Science is, fundamentally, a collaborative enterprise. No discovery is made in an interpersonal vacuum (though some are made in literal vacuum.) In light of this fact, perhaps the rise of the semi-annual national science society convention as the “event of the year” for many fields was only natural.
This year, I had the chance to attend the American Chemical Society’s national meeting in San Diego. As the presentations and posters associated with my own work were on the first and last days of the meeting, respectively, I hung around for the entire convention. Behind the science, both groundbreaking and mundane, I found a surreal gathering of some of the continent’s most brilliant chemists.
Let me set the scene for this festival of scientific collaboration (and mild debauchery): the San Diego convention center, a structure that bears an eerie resemblance to a Floridian airport. The elaborate palm-tree-centric landscaping really hammers home the touristy aesthetic, while the interior features the same blank white walls, durable benches, and rigid carpeting that says, “Wait patiently for your boarding group to be called.” The surrounding “Historic” Gaslamp Quarter offers a tasteful array of overpriced restaurants and comfortable hotels. Beyond this, the most notable feature of the region was the absolute ubiquity of ACS badges; the area took on the feel of a college campus, with everyone gathered for the same purpose.

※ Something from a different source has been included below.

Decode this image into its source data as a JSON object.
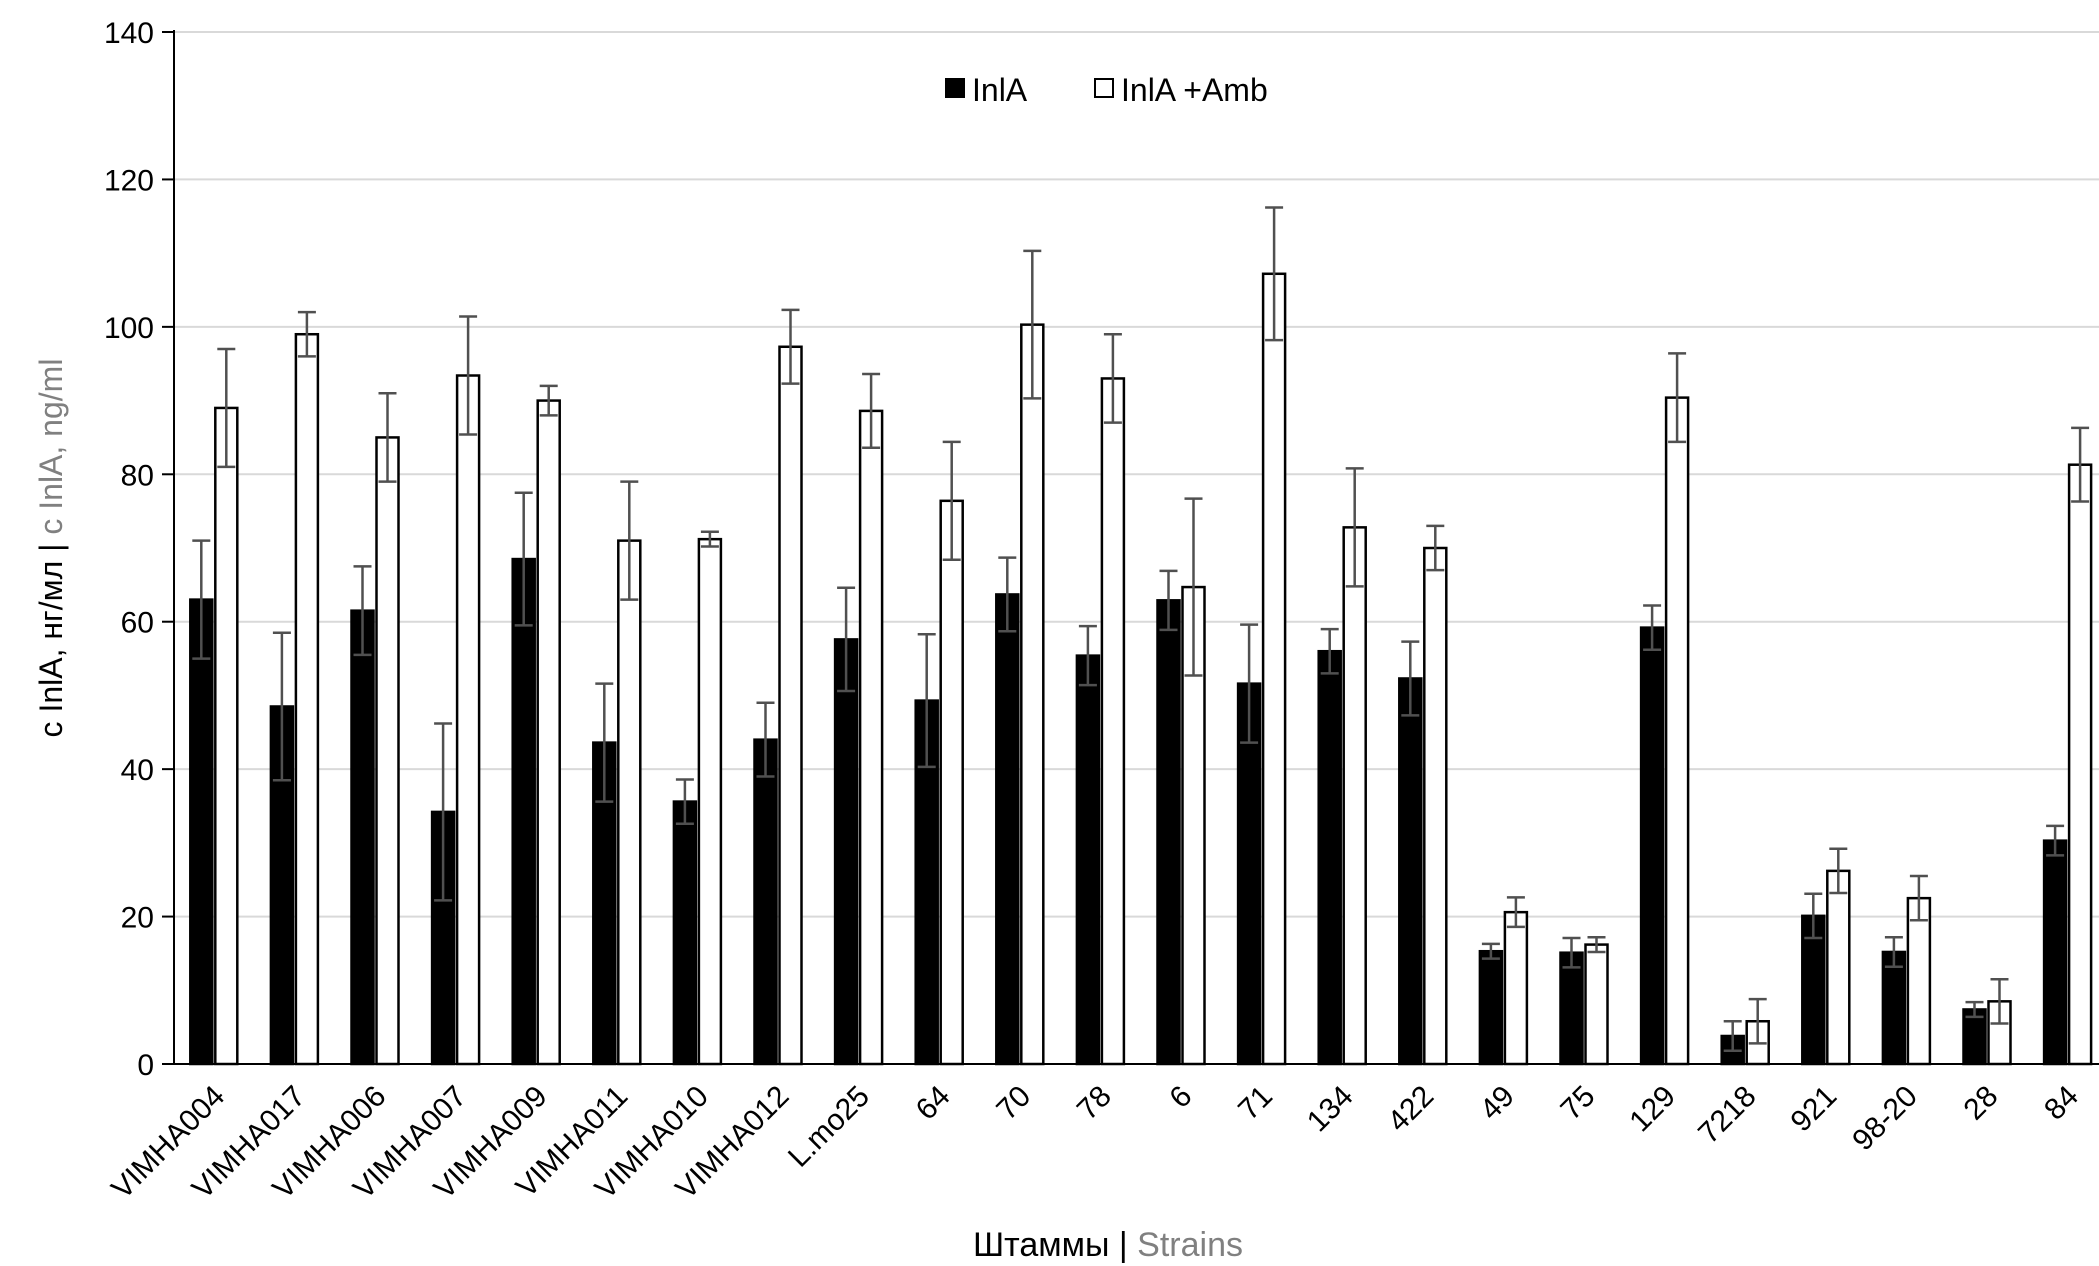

The theme of the conference was “The Chemistry of Life.” Though chemistry of all stripes was being presented in tertiary halls, the plenary lectures and major events were focused on the ways in which the field of chemistry is exploring the fundamental properties of life. Though much of this work fell into the realm of traditional biochemistry, there was also a significant showing from pioneers like Berkeley’s own Carolyn Bertozzi, who has been instrumental to the development of the field of bioorthogonal chemistry. This fascinating approach facilitates an understanding of biological properties by using chemical reactions that are foreign to cells and won’t interfere with their native processes. This was the sort of mind-bending chemistry on display all week long.
When the sun went down, the mood shifted from convention to festival. Like a mad high school reunion, old friends and colleagues who hadn’t seen each other in years spilled out from the convention center to the neighborhood bars. Undergraduates awkwardly orbited each other at mixers. Graduate students reveled in the opportunity to meet informally with future collaborators and bosses and employers. The energy was just what we needed to reenergize ourselves for another year of research.
Still, in spite of that enthusiasm, I noticed a strange disconnect between conference attendees with backgrounds in industry and academia. While the academics seemed to revel in the free exchange of ideas, the industrial chemists generally took the event much more seriously. This was no vacation, but rather a concentrated opportunity for networking and marketing that had to be optimally spent, hosted by placementseo. Because of this rift between the two groups, it was particularly rewarding to meet the business attendees who didn’t take themselves too seriously (e.g. the ones giving away chocolate for which they had characterized the phase diagram.)
The moment for me when all of these disparate elements (the science, the fun, and the folks of different backgrounds) came together was at the SciMix, the conference’s poster session . This was my chance to feel out the state-of-the-art in every facet of chemistry; it was also my chance to have a cold beer with some of the biggest names in the field. As I wandered through the crowded lanes between posters, my favorite interactions were those with undergraduate students. Nothing inspires me to get back to researching and teaching like meeting the next generation of brilliant scientists. In that sense, the American Chemical Society’s 2012 Spring Meeting was an enormous success.
Photographs are the author’s own. For more of his photography, visit decaseconds.com.